Darol Anger Breaks Down Bluegrass from a Fiddler’s Perspective

By Patrick Sullivan

Exact numbers aren’t really Darol Anger’s thing. But over some four decades as a musician and educator, the incredibly versatile fiddler has surely helped hundreds of young string players take the plunge into bluegrass. He tries to start newbies off the same way: By directing their ears to the crucial songs that define the genre. “You sit them down and say, ‘Let’s listen to what’s going on,’” says Anger, an associate professor at Berklee College of Music. “You don’t just start teaching them a fiddle part. They have to understand the style.”

Anger’s playlist features acts like the Stanley Brothers, Jimmy Martin, J.D. Crowe, and, of course, bluegrass legend Bill Monroe. (“Anything from his first ten years or his last ten,” Anger says.)

What are his students listening for?

“It’s that layered quality in bluegrass,” Anger says. “This is where the classical people really get their eyes opened. They see this incredibly complicated layering of rhythm and melody and harmony.”

This is where the classical people really get their eyes opened. They see this incredibly complicated layering of rhythm and melody and harmony.”
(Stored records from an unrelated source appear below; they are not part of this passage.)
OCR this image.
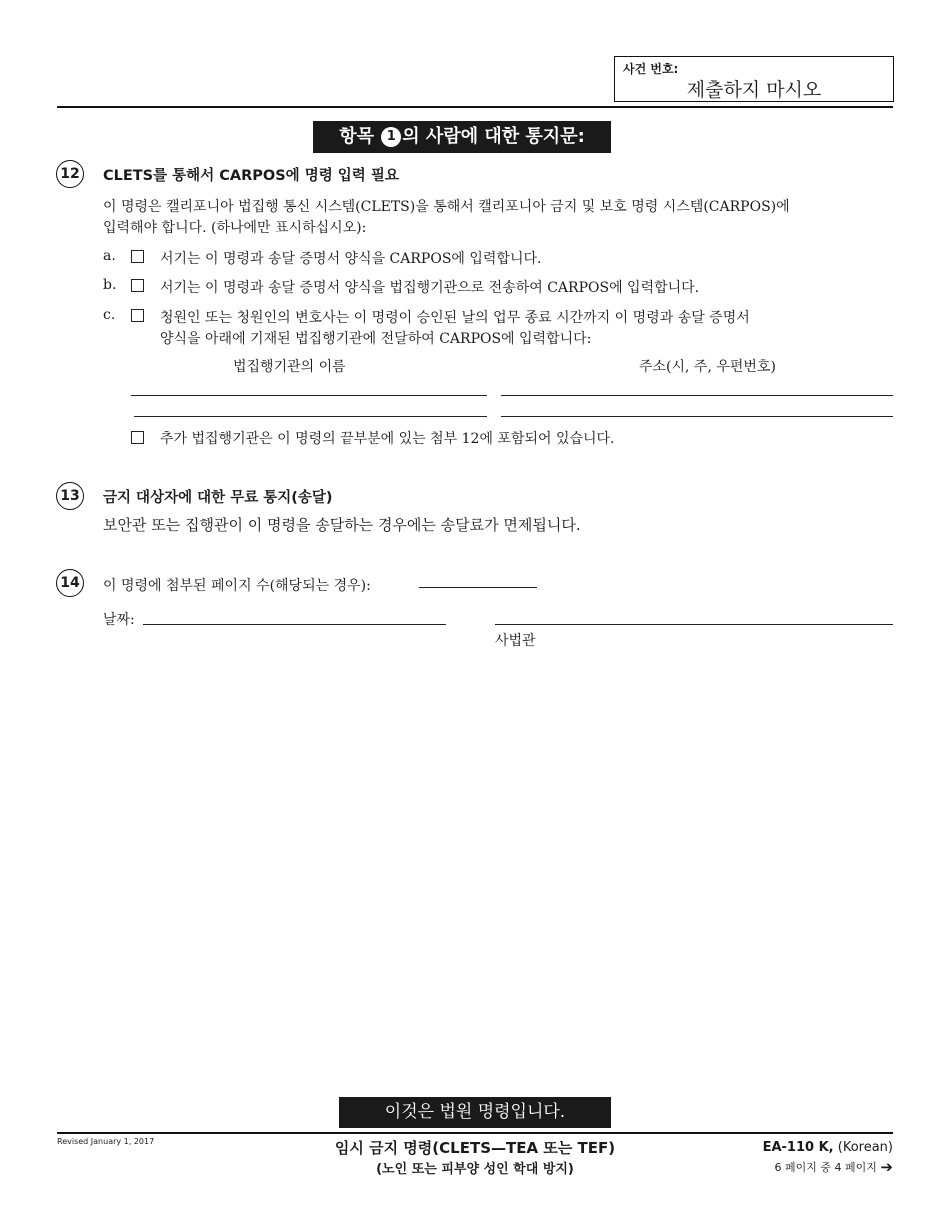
사건 번호:
제출하지 마시오
항목 1 의 사람에 대한 통지문:
12 CLETS를 통해서 CARPOS에 명령 입력 필요
이 명령은 캘리포니아 법집행 통신 시스템(CLETS)을 통해서 캘리포니아 금지 및 보호 명령 시스템(CARPOS)에
입력해야 합니다. (하나에만 표시하십시오):
a.	서기는 이 명령과 송달 증명서 양식을 CARPOS에 입력합니다.
b.	서기는 이 명령과 송달 증명서 양식을 법집행기관으로 전송하여 CARPOS에 입력합니다.
c.	청원인 또는 청원인의 변호사는 이 명령이 승인된 날의 업무 종료 시간까지 이 명령과 송달 증명서
양식을 아래에 기재된 법집행기관에 전달하여 CARPOS에 입력합니다:
법집행기관의 이름	주소(시, 주, 우편번호)
추가 법집행기관은 이 명령의 끝부분에 있는 첨부 12에 포함되어 있습니다.
13 금지 대상자에 대한 무료 통지(송달)
보안관 또는 집행관이 이 명령을 송달하는 경우에는 송달료가 면제됩니다.
14	이 명령에 첨부된 페이지 수(해당되는 경우):
날짜:
사법관
이것은 법원 명령입니다.
Revised January 1, 2017	임시 금지 명령(CLETS—TEA 또는 TEF)
(노인 또는 피부양 성인 학대 방지)
EA-110 K, (Korean)
6 페이지 중 4 페이지 ➔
Each instrument contributes a unique sound to the group. “And you’ve got the fiddle in and out of everything, underscoring harmonic changes and adding commentary,” he says. His students are often surprised by how highly structured bluegrass is. “It’s like Mozart but busier,” Anger says. “Simple on the outside, but very difficult to play well.” Bluegrass grabbed Anger early on: He took up the violin at age nine and fiddling at 15—and wound up dropping out of college to play bluegrass. Yet despite his love of the style, he recognizes that it’s not for everyone. Some of his students, Anger says, decide quickly that bluegrass isn’t a good fit. What turns them off? Often, it’s the challenging subject matter—this is music with roots in Appalachian mining towns and African-American communities in the rural south.


“There’s a lot of grief in bluegrass and lots of people at the end of their rope,” Anger says. “I think some people probably have trouble with that.”
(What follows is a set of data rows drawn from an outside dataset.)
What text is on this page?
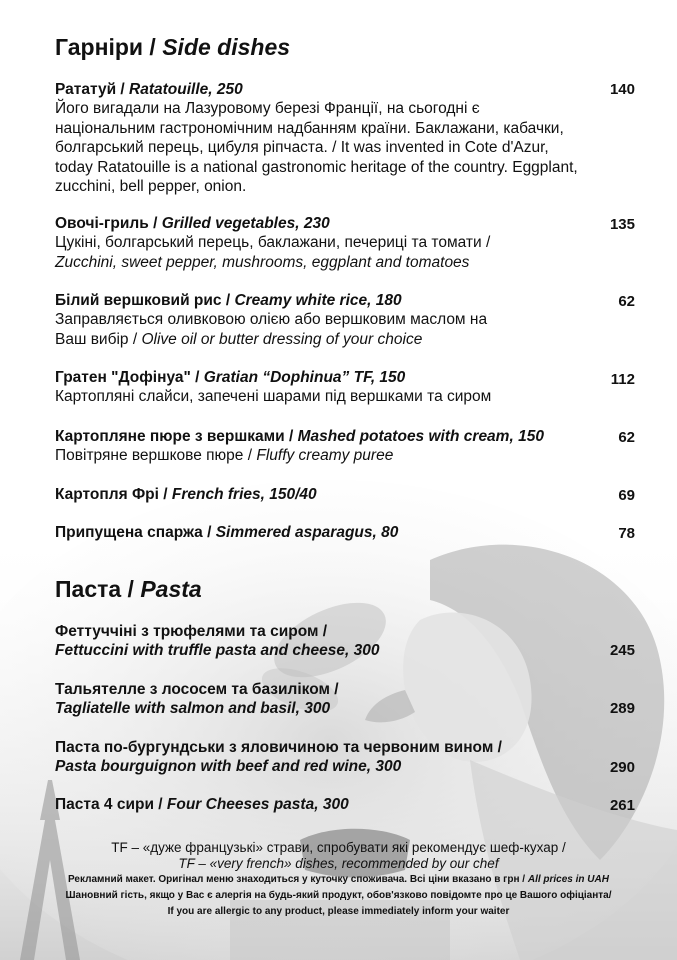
Гарніри / Side dishes

Рататуй / Ratatouille, 250

Його вигадали на Лазуровому березі Франції, на сьогодні є
національним гастрономічним надбанням країни. Баклажани, кабачки,
болгарський перець, цибуля ріпчаста. / It was invented in Cote d'Azur,
today Ratatouille is a national gastronomic heritage of the country. Eggplant,
zucchini, bell pepper, onion.

140

Овочі-гриль / Grilled vegetables, 230

Цукіні, болгарський перець, баклажани, печериці та томати /
Zucchini, sweet pepper, mushrooms, eggplant and tomatoes

135

Білий вершковий рис / Creamy white rice, 180

Заправляється оливковою олією або вершковим маслом на
Ваш вибір / Olive oil or butter dressing of your choice

62

Гратен "Дофінуа" / Gratian “Dophinua” TF, 150

Картопляні слайси, запечені шарами під вершками та сиром

112

Картопляне пюре з вершками / Mashed potatoes with cream, 150

Повітряне вершкове пюре / Fluffy creamy puree

62

Картопля Фрі / French fries, 150/40	69

Припущена спаржа / Simmered asparagus, 80	78
Паста / Pasta

Феттуччіні з трюфелями та сиром /
Fettuccini with truffle pasta and cheese, 300	245

Тальятелле з лососем та базиліком /
Tagliatelle with salmon and basil, 300	289

Паста по-бургундськи з яловичиною та червоним вином /
Pasta bourguignon with beef and red wine, 300	290

Паста 4 сири / Four Cheeses pasta, 300	261
TF – «дуже французькі» страви, спробувати які рекомендує шеф-кухар /
TF – «very french» dishes, recommended by our chef
Рекламний макет. Оригінал меню знаходиться у куточку споживача. Всі ціни вказано в грн / All prices in UAH
Шановний гість, якщо у Вас є алергія на будь-який продукт, обов'язково повідомте про це Вашого офіціанта/
If you are allergic to any product, please immediately inform your waiter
And it can be physically challenging to play. “It’s demanding in the sense that there’s a lot of volume involved,” Anger says. “There are five instruments and they’re all loud, especially the banjo.”
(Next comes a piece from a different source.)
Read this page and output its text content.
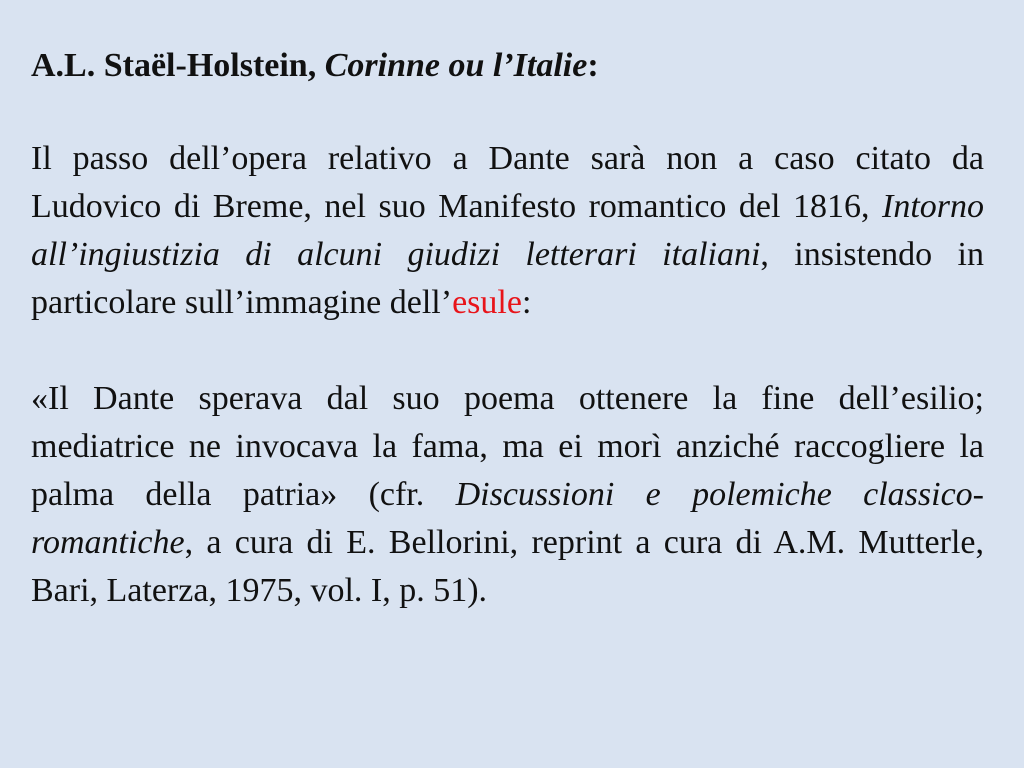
A.L. Staël-Holstein, Corinne ou l’Italie:

Il passo dell’opera relativo a Dante sarà non a caso citato da Ludovico di Breme, nel suo Manifesto romantico del 1816, Intorno all’ingiustizia di alcuni giudizi letterari italiani, insistendo in particolare sull’immagine dell’esule:

«Il Dante sperava dal suo poema ottenere la fine dell’esilio; mediatrice ne invocava la fama, ma ei morì anziché raccogliere la palma della patria» (cfr. Discussioni e polemiche classico-romantiche, a cura di E. Bellorini, reprint a cura di A.M. Mutterle, Bari, Laterza, 1975, vol. I, p. 51).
The fiddle’s dynamic role can be especially daunting. “It leads, it follows, it accompanies, it hangs back, and sometimes in keys that you would not normally ask a fiddle player to play in,” Anger explains. “You have to have a wide range of awareness, and a command of some double-stops other players aren’t asked to do.”

That includes perfect fourths, which Anger learned to play before reading about how hard they were to learn. “Man, I’m glad I didn’t know that when I was learning to play bluegrass,” he says. “Would have made it a lot harder.”

Those challenges help explain why Anger pushes his students to begin at the roots of the style. “I usually start them with a lot of blues licks,” he explains. “There’s so much blues in this music, and if they haven’t played blues they’re going to come up short in the melodic-resources department.”


As players advance, they’ll need to recognize that bluegrass is dominated by two different styles of bow pressure and speed. On the one hand, Anger points to players like Gordon Terry who use a slow bow with a lot of pressure. “Playing that way, you get the feeling that you’re driving the sound down through the back of the instrument,” he says. “It’s very powerful.”

On the other hand, folks like Kenny Baker and Mark O’Connor have used a faster bow and less pressure. “You’re letting the instrument ring out in a more natural way, closer to the classical style,” Anger says. “Being able to go between the two styles is a nice thing. You might choose one for one song and one for the other.”

One crucial skill bluegrass fiddlers must develop: They have to be able to frame other instruments and the singer, and put them in a good light. If the vocalist is singing the chorus, for example, the fiddler should evolve some kind of harmony, Anger explains—possibly with double-stops that play up whatever notes the singer is singing.

But, Anger says, if the fiddle is playing the melody along with the singer, it’s a pretty clear signal that a bluegrass band doesn’t know what it’s doing. “That’s a bad sign,” he says.


For players who want to sound more idiomatic within the style, Anger recommends quotation. “If you can quote an important solo from a bluegrass song, it’s a really great idea,” he says. “We don’t want to copy, but we do want to preserve and be aware of the history of the music.”

As an example, Anger points to the Vassar Clements solo in Bill Monroe’s version of “Mule Skinner Blues.”  “That is an extremely quotable solo,” Anger says. “It’s extremely bluesy and it sounds great.” Then again, fiddler Kenny Baker also has an iconic, 1970s-era solo for the same song. “Ideally you would know both by heart and be able to play them on demand to kick off the tune,” Anger says.

One major key to bluegrass fiddling is energy management. As you move from the verse to chorus, you’ll likely want to bring the energy up. But how? “Does that mean playing more rhythmically?” Anger asks. “You might be playing higher in the range of the instrument. Or with thicker texture, meaning double-stops. Are you going to be doing parallel double-stops?”

As with other aspects of bluegrass, there are many ways you could go. “And so many ways to, you know, screw it up,” Anger says with a laugh. “But when you get it right, it’s amazing.”